Slow chargers, that are inexpensive, can take several hours to fully recharge a BEV’s battery, while fast chargers, that are very expensive, can take twenty minutes to recharge a BEV’s battery.

In addition, there are four different situational needs for charging stations:

  1. Individual homes
  2. Apartment buildings
  3. Commercial locations
  4. Highways
  1. People in suburbs who own their homes will likely opt for inexpensive, slow chargers where their BEV can be recharged overnight. They will see commercial locations as a place for topping off during the day. 
  • Charging will mostly be done at night during off peak hours.
  1. People who live in apartments are probably parking their BEVs on the street, which would mean cities have to provide a multitude of charging stations, probably slow chargers to keep costs down. 
  • Cities will find this an expensive proposition since streets and sidewalks must be dug up to lay the necessary electric cables. NY City is talking about $10,000 per station, compared to $1,000 for a home charging station. 
  • Autonomous vehicles may become important in cities, but if they are BEVs they will need charging stations.
  • Charging will be done both at night and during the day, which will increase the load on the grid.
  1. Commercial building owners and commercial properties such as stores, are likely to install charging stations to maintain competitiveness and could use a mixture of slow and fast charging stations. 
  • Almost all charging will be done during daytime hours, which will increase the load on the grid.
  1. The highways system, such as Interstates, will require expensive high-speed charging stations to allow people traveling long distances to recharge quickly.
  • Fast charging station can cost $25,000 to $150,000

Conclusion

It’s important that a reputable organization do a study of the infrastructure requirements for BEVs, especially if BEVs are to become the dominant light vehicle.

Proponents of BEVs are blithely overlooking infrastructure requirements and their costs.

. . .

10 Replies to “Infrastructure for Battery-Powered Vehicles”

  1. Black & Veatch might have objectively looked at the total cost of weaning consumers off engine powered automobiles in California that can be extrapolated for the U.S.. In an article dated May 15th, 2018, by Bret Lane (President & CEO for Southern California Gas Co.) titled “Californians Deserve Balanced Climate Policies That People Can Actually Afford,” it stated:

    “A recent Black and Veatch analysis showed 100 percent renewable electricity could cost California $3 trillion and require 900 square miles of solar panels and another 900 square miles of depletable and unrenewable battery storage.”

    Here are some NREL (dubious) studies that may have addressed costs:

    • Electrification and Decarbonization: Exploring U.S. Energy Use and Greenhouse Gas Emissions in Scenarios with Widespread Electrification and Power Sector Decarbonization
    • National Economic Value Assessment of Plug-in Electric Vehicles
    • Emissions Associated with Electric Vehicle Charging: Impact of Electricity Generation Mix, Charging Infrastructure Availability, and Vehicle Type
    • Generation and Use of Thermal Energy in the U.S. Industrial Sector and Opportunities to Reduce its Carbon Emissions
    • Impact of Uncoordinated Plug-in Electric Vehicle Charging on Residential Power Demand

    If you send me an email address, I can send you hyperlinks.

    • I am a licensed professional engineer.

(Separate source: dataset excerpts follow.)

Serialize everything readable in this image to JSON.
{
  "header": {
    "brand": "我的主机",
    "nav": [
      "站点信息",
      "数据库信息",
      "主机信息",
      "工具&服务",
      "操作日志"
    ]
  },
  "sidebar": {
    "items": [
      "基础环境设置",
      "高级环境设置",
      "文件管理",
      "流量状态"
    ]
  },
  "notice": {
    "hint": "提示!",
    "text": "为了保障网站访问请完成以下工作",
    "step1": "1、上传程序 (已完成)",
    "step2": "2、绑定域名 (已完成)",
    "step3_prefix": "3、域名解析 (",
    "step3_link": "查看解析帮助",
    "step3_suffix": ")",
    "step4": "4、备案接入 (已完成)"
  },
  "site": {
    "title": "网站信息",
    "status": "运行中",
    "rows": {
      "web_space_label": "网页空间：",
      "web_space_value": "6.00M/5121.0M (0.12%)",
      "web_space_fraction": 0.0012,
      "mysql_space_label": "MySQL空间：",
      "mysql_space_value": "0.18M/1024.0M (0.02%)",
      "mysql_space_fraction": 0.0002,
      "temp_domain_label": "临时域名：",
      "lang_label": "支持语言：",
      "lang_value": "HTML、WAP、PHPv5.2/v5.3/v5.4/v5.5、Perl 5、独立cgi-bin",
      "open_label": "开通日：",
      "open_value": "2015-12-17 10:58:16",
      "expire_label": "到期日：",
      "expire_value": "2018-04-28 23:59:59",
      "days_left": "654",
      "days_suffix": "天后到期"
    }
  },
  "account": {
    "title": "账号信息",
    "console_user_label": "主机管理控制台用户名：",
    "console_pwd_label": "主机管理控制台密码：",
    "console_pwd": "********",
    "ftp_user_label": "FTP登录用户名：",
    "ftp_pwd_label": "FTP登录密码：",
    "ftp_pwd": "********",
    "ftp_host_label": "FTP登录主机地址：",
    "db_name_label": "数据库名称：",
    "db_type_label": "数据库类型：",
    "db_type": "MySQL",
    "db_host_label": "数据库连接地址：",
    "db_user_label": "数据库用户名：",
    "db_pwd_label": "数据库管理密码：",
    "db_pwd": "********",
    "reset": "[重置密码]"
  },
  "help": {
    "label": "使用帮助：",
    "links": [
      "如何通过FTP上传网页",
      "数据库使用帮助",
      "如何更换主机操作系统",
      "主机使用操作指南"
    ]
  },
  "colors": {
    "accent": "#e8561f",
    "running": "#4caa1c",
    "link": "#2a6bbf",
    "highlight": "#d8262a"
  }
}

As such, I have long felt that all of the discussions about BEVs ignored the engineering of an infrastructure needed to support charging stations. The lay public and politicians seem to have forgotten that batteries by themselves do not create electricity – they need to be charged from some other source. Today, that other source is most likely to be from a fossil fueled power plant. Mr. Dears is quite correct in noting the need for an engineering analysis of the necessary infrastructure to support BEVs.

  2. Assuming that the trend toward solar power accelerates in some places and power storage lags far behind (as is likely), then power may be cheaper and/or more available in the afternoon than at night. This would increase PM charging and further complicate power distribution.